Great job on Pandas, by the way!

atron306 · on Feb 10, 2012

Pandas + statsmodels = #rstats domination. Really like where this project is going.

grogenaut · on Feb 11, 2012

It'd be better if you lost the ragging on c#/c++/java and went positive by accentuating the great abilities of interpreted languages like python for rapid prototyping, which is what you are doing when you are iteratively improving analysis.

FYI it's fun to hear an academic ragging on "unmaintainable code".

wesm · on Feb 11, 2012

Who's the academic you're referring to (if it's me, you're misinformed)?

One of the strengths of Python is that you can use it to build critical production systems (which I've done for many years in the financial industry). You come up against a lot of people who think "Java/C++/C# are the only suitable systems languages".

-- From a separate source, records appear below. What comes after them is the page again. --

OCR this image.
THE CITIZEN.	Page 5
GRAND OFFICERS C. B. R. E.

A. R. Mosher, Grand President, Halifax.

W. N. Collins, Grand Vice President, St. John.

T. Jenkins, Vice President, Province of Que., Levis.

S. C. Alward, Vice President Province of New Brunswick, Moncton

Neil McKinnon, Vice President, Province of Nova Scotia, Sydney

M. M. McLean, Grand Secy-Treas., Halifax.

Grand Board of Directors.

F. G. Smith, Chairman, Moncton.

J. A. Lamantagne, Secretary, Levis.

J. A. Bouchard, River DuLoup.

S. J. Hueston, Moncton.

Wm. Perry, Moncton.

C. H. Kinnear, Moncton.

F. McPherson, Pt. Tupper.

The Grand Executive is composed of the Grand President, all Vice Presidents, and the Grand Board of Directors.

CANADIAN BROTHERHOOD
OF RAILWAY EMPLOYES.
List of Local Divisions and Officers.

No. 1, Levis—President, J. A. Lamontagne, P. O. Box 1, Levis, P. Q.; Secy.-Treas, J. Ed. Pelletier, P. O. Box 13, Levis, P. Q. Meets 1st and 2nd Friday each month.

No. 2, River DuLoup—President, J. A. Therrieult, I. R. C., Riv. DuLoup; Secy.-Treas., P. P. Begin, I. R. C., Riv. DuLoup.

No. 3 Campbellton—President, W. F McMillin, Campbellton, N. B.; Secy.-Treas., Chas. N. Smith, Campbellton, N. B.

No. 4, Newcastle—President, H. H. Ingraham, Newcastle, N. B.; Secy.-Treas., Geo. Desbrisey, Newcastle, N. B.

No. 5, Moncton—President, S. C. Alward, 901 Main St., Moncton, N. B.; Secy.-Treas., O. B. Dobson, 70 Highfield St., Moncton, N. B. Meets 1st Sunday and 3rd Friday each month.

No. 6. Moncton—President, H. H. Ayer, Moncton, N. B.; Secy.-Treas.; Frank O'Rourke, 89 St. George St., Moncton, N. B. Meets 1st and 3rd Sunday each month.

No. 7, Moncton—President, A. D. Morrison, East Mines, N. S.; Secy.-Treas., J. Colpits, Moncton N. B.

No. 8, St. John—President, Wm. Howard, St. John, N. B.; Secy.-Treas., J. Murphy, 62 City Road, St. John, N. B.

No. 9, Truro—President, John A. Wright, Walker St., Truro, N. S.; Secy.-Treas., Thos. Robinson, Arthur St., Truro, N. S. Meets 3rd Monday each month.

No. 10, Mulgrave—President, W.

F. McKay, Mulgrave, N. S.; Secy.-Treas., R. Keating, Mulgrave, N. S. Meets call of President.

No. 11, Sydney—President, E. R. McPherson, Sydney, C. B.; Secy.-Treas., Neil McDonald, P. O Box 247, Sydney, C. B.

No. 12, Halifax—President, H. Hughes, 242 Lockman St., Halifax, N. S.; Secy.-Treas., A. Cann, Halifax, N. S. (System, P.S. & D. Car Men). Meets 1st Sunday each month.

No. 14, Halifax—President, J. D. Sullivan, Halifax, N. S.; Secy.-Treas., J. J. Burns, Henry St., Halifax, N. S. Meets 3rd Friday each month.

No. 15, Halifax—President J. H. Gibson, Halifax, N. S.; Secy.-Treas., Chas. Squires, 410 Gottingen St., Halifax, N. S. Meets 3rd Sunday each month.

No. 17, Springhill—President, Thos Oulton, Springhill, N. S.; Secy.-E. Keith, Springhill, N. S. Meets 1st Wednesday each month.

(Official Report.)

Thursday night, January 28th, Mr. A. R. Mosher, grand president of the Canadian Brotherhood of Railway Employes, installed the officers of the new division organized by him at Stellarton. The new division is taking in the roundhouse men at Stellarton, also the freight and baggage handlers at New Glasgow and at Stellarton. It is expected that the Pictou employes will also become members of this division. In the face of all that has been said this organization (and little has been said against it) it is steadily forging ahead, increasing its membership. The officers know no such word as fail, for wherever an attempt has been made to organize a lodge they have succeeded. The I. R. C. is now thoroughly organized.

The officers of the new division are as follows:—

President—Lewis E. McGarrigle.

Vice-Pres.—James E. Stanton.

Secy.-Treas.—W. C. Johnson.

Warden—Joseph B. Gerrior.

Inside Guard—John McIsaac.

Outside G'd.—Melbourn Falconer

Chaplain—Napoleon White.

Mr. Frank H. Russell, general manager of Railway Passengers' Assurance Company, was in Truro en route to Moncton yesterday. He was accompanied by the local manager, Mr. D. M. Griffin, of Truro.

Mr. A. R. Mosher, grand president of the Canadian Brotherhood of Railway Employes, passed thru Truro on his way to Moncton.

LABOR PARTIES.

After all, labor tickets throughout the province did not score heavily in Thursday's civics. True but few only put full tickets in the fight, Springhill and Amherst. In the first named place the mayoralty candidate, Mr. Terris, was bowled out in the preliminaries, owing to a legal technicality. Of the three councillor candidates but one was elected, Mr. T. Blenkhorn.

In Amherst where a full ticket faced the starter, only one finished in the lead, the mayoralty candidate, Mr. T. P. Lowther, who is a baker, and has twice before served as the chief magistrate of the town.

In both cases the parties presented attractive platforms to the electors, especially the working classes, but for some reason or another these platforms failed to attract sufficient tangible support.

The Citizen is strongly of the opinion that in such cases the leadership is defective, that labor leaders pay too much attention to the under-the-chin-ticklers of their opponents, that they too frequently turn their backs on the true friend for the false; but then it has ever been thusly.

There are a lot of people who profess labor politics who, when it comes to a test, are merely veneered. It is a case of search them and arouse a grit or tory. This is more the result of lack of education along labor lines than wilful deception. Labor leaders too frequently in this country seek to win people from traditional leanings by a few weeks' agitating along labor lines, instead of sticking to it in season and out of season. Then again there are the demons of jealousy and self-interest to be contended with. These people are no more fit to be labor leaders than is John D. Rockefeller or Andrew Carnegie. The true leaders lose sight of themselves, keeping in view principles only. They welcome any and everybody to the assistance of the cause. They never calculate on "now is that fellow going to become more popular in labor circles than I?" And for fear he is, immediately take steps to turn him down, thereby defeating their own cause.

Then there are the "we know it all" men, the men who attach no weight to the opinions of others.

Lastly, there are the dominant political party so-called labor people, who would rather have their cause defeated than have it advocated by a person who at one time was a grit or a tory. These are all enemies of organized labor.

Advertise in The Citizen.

grogenaut · on Feb 12, 2012

I use python at work heavily. I also equally use Java, C++, C#, Ruby, and shell scripting. I use what's good for what I'm trying to do, and I like having several choices.

I'm merely pointing out that the language bashing is not productive. The writeup should point out the positives and stop trying to turn the differences between languages into a parallel of state of American political discourse.

orp · on Feb 10, 2012

Is there anything similar to Pandas that runs on the JVM?

ogrisel · on Feb 10, 2012

Incanter: http://incanter.org/

zentrus · on Feb 11, 2012

Is there anything close to this for Ruby?